Guests’ expectations regarding cocktail construction vary. Field points out that while advanced cocktail techniques often appeal to a younger, more adventurous demographic, Morton’s main customer base is more concerned with four key basics: a generous pour, balanced cocktail, quick service and a fair price. Zimorski notes that type of venue also comes into play, and that while bars with a focus on craft cocktails promote an expectation of appropriate glassware and an array of bitters and tinctures, high-volume establishments offer a decreased assumption in the overall experience.
Perhaps even more important than type of venue are regional differences, which affect both large chains and independent operations. “It is important that cocktail bar owners build bars for their cities and not a perception about a national cocktail scene,” recommends Heugel. “This issue more than any other should influence what type of cocktails are served in your bar.”

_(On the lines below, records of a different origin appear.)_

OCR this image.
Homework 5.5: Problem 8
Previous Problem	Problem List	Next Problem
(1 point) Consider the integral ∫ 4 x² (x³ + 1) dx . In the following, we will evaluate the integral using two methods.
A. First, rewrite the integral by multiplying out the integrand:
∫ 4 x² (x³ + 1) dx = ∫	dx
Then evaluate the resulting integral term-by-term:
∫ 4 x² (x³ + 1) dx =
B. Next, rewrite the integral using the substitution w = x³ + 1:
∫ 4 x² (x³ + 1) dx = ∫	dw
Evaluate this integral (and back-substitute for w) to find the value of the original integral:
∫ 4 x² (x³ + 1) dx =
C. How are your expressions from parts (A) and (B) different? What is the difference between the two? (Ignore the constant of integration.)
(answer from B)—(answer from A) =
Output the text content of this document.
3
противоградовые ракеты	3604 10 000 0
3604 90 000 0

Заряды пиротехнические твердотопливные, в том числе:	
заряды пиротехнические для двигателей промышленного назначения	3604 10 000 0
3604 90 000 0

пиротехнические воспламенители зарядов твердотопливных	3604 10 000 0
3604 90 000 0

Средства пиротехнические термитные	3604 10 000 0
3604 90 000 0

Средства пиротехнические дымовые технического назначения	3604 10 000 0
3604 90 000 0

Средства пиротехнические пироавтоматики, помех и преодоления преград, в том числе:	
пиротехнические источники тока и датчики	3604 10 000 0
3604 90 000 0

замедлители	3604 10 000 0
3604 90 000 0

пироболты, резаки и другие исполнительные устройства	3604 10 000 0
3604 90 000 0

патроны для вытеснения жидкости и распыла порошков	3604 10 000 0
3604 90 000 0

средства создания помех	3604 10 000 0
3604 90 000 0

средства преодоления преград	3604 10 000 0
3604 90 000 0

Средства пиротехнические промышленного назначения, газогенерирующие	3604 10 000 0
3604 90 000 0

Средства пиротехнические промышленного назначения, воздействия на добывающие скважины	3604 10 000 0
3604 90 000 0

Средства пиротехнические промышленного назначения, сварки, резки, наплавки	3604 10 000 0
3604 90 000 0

No matter the size or scope of the beverage program—or the bar—operators have a lot of options to maintain an exciting cocktail menu, and keep guests returning. Richards points to the current trends of infusing liquor with dried fruit or tealeaves, and even barrel ageing an entire cocktail (see sidebar), which adds perceived value and easily allows for batching. It’s also a behind-the-scene technique that demonstrates how the end result—rather than showmanship—is what really matters in the glass.